Two Decades Since 9/11, Yesteryear Heroes Remain on the Job

Two Decades Since 9/11, Yesteryear Heroes Remain on the Job

By Stephen Owsinski

It’s been two decades since two terrorist-hijacked planes slammed into two very tall world-renowned towers, both ultimately crumbling to the ground. Before, during and after the diabolical action, law enforcement officers were either already in the World Trade Center complex, rushing to it in attempts to salvage lives after the unspeakable happened, or assigned grotesque yet necessary tasks of sifting through rubbled concrete, pretzeled rebar, and gourami’d girders of steel…hoping with every fiber that more lives were still to be found.

Some hopes were fulfilled while many others were dashed—remains were collected.

(Photo courtesy of the Port Authority Police Department.)

Drawing back on the six degrees of separation theory, it would be a few short years after 9/11 that I would meet and get to work alongside two NYPD cops who survived and ultimately decided to relocate their families to Central Florida. Their respective law enforcement careers would not cease, only commute much farther south.

Both of these gallant Big Apple cops applied and were hired by my police department.

As anyone can imagine, we had no idea what to expect from either of the two new “rookies” who, albeit starting over, catered a combination of many years of vast experience from metropolis policing with the nation’s largest municipal law enforcement entity. 

It’s one of those life experiences whereby a ghastly incident happened to someone and the proverbial elephant in the room meekly takes up space…until the affected parties warm up and telegraph revelations.

Well, once fitted with new police uniforms and the gamut of duty gear, both of these NYPD veterans, tried and true and tested heavily, hit the ground running. The litany of arrests and seized narcotics and illegal weapons and cuffing of footloose fugitives tallied bigly. The other new cops (and some veteran ones) garnered immense lessons in quick-time via working alongside these two 9/11 survivors who, despite the rather macabre assignments they endured at Ground Zero, somehow manifested and maintained a psychosocial balance performing a hugely difficult job. (That last part might be heavily tested in today’s current anti-cop climate, yet both remain active LEOs.)

The grotesque assignment to which I allude is one that every cop knows is necessary and that, respectfully, citizens may not muster a clue (and that’s alright, too).

Both of these men in blue were components in a group of other public safety officers whose relegated purpose was to maintain custodial presence/control over a series of laminated bins, each marked and designated for forensic collections of human body parts: digits, limbs, torsos, etc.

No need to go into any further graphics; any one of us can envision (and feel) the surreal indelible nature of that police assignment and the mental burdens therefrom. That is what I meant when above I referenced the proverbial elephant in the room.

Unfathomable task, but it needed to be done. Men and women with justice shields were impromptu undertakers facilitating extraordinary processes carried out on behalf of coroners.
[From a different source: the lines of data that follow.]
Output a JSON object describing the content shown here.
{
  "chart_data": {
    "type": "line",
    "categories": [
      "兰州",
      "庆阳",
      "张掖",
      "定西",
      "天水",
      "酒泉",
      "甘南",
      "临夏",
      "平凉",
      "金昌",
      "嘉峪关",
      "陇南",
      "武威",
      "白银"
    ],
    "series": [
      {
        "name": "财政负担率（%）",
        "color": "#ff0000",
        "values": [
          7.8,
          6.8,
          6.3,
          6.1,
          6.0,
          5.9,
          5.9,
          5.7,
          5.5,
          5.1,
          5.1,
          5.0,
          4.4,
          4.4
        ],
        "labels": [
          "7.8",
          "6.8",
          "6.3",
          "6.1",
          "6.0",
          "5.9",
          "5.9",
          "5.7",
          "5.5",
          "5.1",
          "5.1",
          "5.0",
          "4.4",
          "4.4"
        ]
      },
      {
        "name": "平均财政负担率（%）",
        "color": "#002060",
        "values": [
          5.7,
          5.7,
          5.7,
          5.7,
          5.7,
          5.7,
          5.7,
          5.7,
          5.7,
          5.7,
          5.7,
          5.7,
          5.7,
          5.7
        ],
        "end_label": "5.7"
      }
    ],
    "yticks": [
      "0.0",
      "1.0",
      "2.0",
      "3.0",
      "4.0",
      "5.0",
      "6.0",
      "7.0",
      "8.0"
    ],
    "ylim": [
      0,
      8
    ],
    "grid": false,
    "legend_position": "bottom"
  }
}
Fast-forward, each of these two battle-tested cops were evaluated by the police psychologist in the hiring process and deemed sound and suitable for police work. They were, incredibly so.

The lessons learned from them was/is invaluable. Today, one serves with an area metro police agency and the other serves with the airport police department located within the same city.

Given all this along the journey no human expects to confront and survive unscathed (implications of potential survivor’s guilt),neither has wavered in service to the public.

These two are categorical cops’ cops, testaments to the grit and sheer strength and fortitude forming the galvanized strata required to mount the good fight against the depravity foisted by malfeasance-laden terrorists and their cowardly tactics.

Weigh these horrors and manifest feats against the anti-police crowd…and consider what makes a phenomenal human being…one who can still don a badge and duty belt and march forward amid the needless chaos and political ineptitude in jurisdictions where true victims beckon public safety to mitigate mayhem.

(Photo courtesy of 911 Memorial.)

Throughout the past few years during the annual 9/11 remembrance, I recall seeing hashtags and thought-provoking statements to the tune of Never Forget sadly followed by How Soon We Forget…the former self-explanatory, the latter underscoring how terribly many in our society have been mis-treating America’s courageous cops.

Albeit discreetly/respectfully, there was a third police officer with whom I worked. This individual also came to join our force soon after 9/11/01.

I was this officer’s FTO (field training officer) and was provided the foreknowledge that this rookie’s spouse was among citizens aboard one of the terrorist-hijacked flights on that horrific day, plunging not long after the Twin Towers began to buckle.

Like the others, this cop performed admirably and with the vigor of a human righteously determined to stand up for those who are preyed upon by utter evil, in accordance with oath.

As we go on about our lives and fill our days as we wish, in a society whose freedoms are used appropriately by those who value principles and abused by selfish others who spit on democratic republic doctrine, the staple ingredient cementing constitutional allowances and thwarting those who seek to undermine it all…are cops.

To the fallen and to those who continue to suit up for the unrelenting battle every day, hats off to you…

(Photo courtesy of the Port Authority Police Department.)